BALBOA CARRIED ON SHIPBOARD
"Ah, well! get me aboard; and caution the men to handle me carefully. Adios, Miguel, good friend. May the Lord reward thee."
Enciso's vessel was laden by midnight, and before dawn of the next morning was well in the offing, from the shore appearing a mere speck upon the horizon. The bachelor was now in high feather, for he had, as he thought, completely outwitted the scheming debtors of the island, who intended boarding his vessel, and had dismissed the armed caravel with a message to Don Diego to this effect. What, then, was his astonishment, about mid-forenoon of the first day out, to be confronted by a mailed apparition, in the person of the most notorious debtor that Santo Domingo had known—Vasco Nuñez de Balboa!

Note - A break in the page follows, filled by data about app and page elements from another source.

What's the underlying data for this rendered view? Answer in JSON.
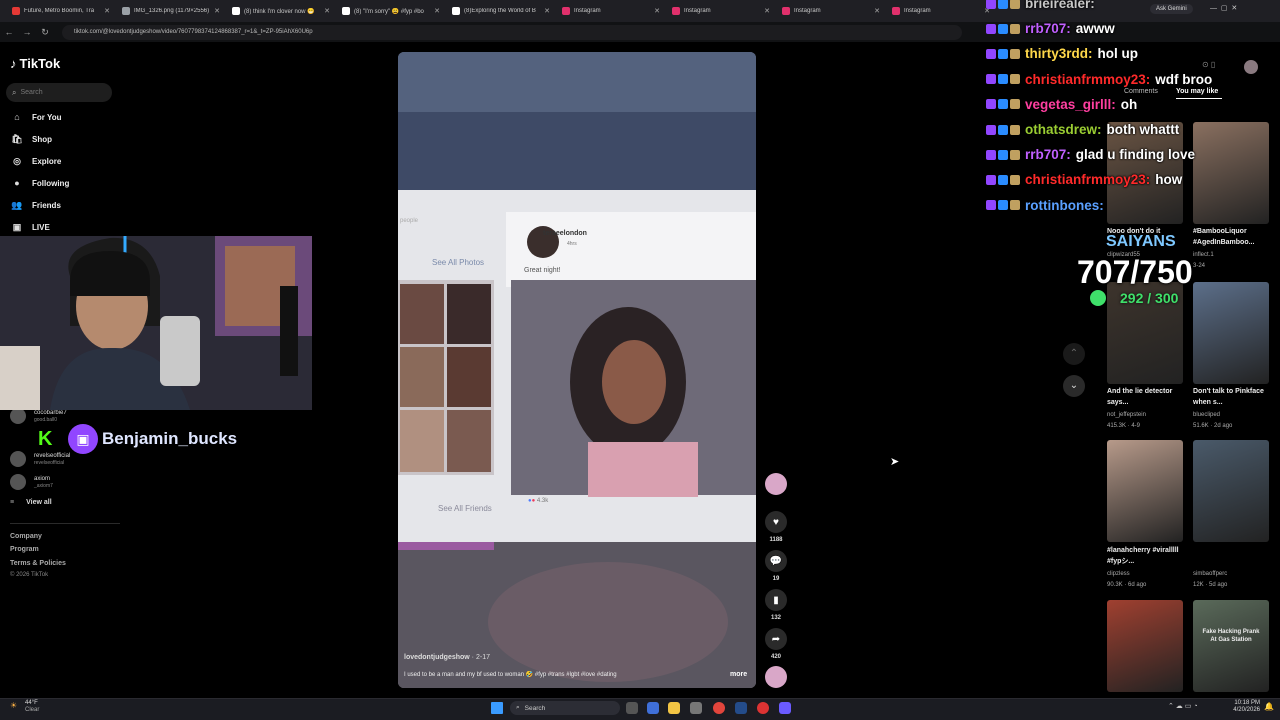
{
  "browser": {
    "tabs": [
      {
        "title": "Future, Metro Boomin, Tra",
        "color": "#e53935"
      },
      {
        "title": "IMG_1326.png (1179×2556)",
        "color": "#9aa0a6"
      },
      {
        "title": "(8) think I'm clover now 😁",
        "color": "#ffffff"
      },
      {
        "title": "(8) \"I'm sorry\" 😩 #fyp #bo",
        "color": "#ffffff"
      },
      {
        "title": "(8)Exploring the World of B",
        "color": "#ffffff"
      },
      {
        "title": "Instagram",
        "color": "#e1306c"
      },
      {
        "title": "Instagram",
        "color": "#e1306c"
      },
      {
        "title": "Instagram",
        "color": "#e1306c"
      },
      {
        "title": "Instagram",
        "color": "#e1306c"
      }
    ],
    "url": "tiktok.com/@lovedontjudgeshow/video/7607798374124868387_r=1&_t=ZP-95iAhX60U6p",
    "ask_gemini": "Ask Gemini"
  },
  "tiktok": {
    "logo": "TikTok",
    "search_placeholder": "Search",
    "nav": [
      {
        "label": "For You",
        "icon": "⌂"
      },
      {
        "label": "Shop",
        "icon": "🛍"
      },
      {
        "label": "Explore",
        "icon": "◎"
      },
      {
        "label": "Following",
        "icon": "●"
      },
      {
        "label": "Friends",
        "icon": "👥"
      },
      {
        "label": "LIVE",
        "icon": "▣"
      }
    ],
    "accounts": [
      {
        "name": "cocobarbie7",
        "sub": "good.ball0"
      },
      {
        "name": "revelseofficial",
        "sub": "revelseofficial"
      },
      {
        "name": "axiom",
        "sub": "_axiom7"
      }
    ],
    "view_all": "View all",
    "footer": [
      "Company",
      "Program",
      "Terms & Policies",
      "© 2026 TikTok"
    ]
  },
  "stream": {
    "streamer_name": "Benjamin_bucks",
    "sub_goal_name": "SAIYANS",
    "sub_goal": "707/750",
    "follow_goal": "292 / 300"
  },
  "video": {
    "post_user": "teraeelondon",
    "post_sub": "4hrs",
    "post_caption": "Great night!",
    "see_all_photos": "See All Photos",
    "see_all_friends": "See All Friends",
    "reactions": "4.3k",
    "people": "people",
    "author": "lovedontjudgeshow",
    "date": "2-17",
    "caption": "I used to be a man and my bf used to woman 🤣 #fyp #trans #lgbt #love #dating",
    "more": "more",
    "likes": "1188",
    "comments": "19",
    "saves": "132",
    "shares": "420"
  },
  "right_panel": {
    "tab_comments": "Comments",
    "tab_you_may_like": "You may like",
    "items": [
      {
        "caption": "Nooo don't do it",
        "user": "clipwizard55",
        "stats": "",
        "color": "#6b5544"
      },
      {
        "caption": "#BambooLiquor #AgedInBamboo...",
        "user": "inflect.1",
        "stats": "3-24",
        "color": "#8a7060"
      },
      {
        "caption": "And the lie detector says...",
        "user": "not_jeffepstein",
        "stats": "415.3K · 4-9",
        "color": "#3d342c"
      },
      {
        "caption": "Don't talk to Pinkface when s...",
        "user": "bluecliped",
        "stats": "51.6K · 2d ago",
        "color": "#5c6f8a"
      },
      {
        "caption": "#lanahcherry #viralllll #fypシ...",
        "user": "clipzless",
        "stats": "90.3K · 6d ago",
        "color": "#b79a8a"
      },
      {
        "caption": "",
        "user": "simbaoffperc",
        "stats": "12K · 5d ago",
        "color": "#4a5a6a"
      },
      {
        "caption": "",
        "user": "",
        "stats": "",
        "color": "#a04030"
      },
      {
        "caption": "Fake Hacking Prank At Gas Station",
        "user": "",
        "stats": "",
        "color": "#5a6a5a"
      }
    ]
  },
  "chat": [
    {
      "user": "brieirealer:",
      "msg": "",
      "color": "#c8c8c8"
    },
    {
      "user": "rrb707:",
      "msg": "awww",
      "color": "#c060ff"
    },
    {
      "user": "thirty3rdd:",
      "msg": "hol up",
      "color": "#ffd84a"
    },
    {
      "user": "christianfrmmoy23:",
      "msg": "wdf broo",
      "color": "#ff2a2a"
    },
    {
      "user": "vegetas_girlll:",
      "msg": "oh",
      "color": "#ff3fa0"
    },
    {
      "user": "othatsdrew:",
      "msg": "both whattt",
      "color": "#9acd32"
    },
    {
      "user": "rrb707:",
      "msg": "glad u finding love",
      "color": "#c060ff"
    },
    {
      "user": "christianfrmmoy23:",
      "msg": "how",
      "color": "#ff2a2a"
    },
    {
      "user": "rottinbones:",
      "msg": "",
      "color": "#5aa0ff"
    }
  ],
  "taskbar": {
    "weather_temp": "44°F",
    "weather_desc": "Clear",
    "search": "Search",
    "time": "10:18 PM",
    "date": "4/20/2026"
  }
}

Clad in full armor, with his good Toledo blade in one hand and the famous hound, Leoncico, by his side, the soldier-colonist strode aft to the quarter-deck where Enciso was standing. He had been released from his cramped quarters in the cask by his neighbor Gonzalez, guided by Leoncico, who picked out his master's place of imprisonment from among the freightage in the vessel's bows, and stood by solemnly until he was freed.
"Dios mio!" exclaimed Balboa, after the head of the cask had been removed and his own head took its place. "That was an experience I would not endure again for an empire! Give me to eat, friend Salvador, and something to drink, for of a truth I am perishing of hunger and thirst. My limbs, too, are as stiff as a stake, so rub me down, amigo, and then help me on with my armor."
II
LEADER OF A FORLORN HOPE
1510
WHEN the Bachelor Enciso beheld Vasco Nuñez before him, even though the stowaway removed his plumed hat and bowed obsequiously almost to the deck, he was exceedingly disturbed. As he gazed, open-mouthed, upon the handsome countenance of Balboa, wreathed as it was with a most provoking smile, which seemed to say, "Aha! I have outwitted you at last," his choler rose, so that at first he could not find words for his wrath.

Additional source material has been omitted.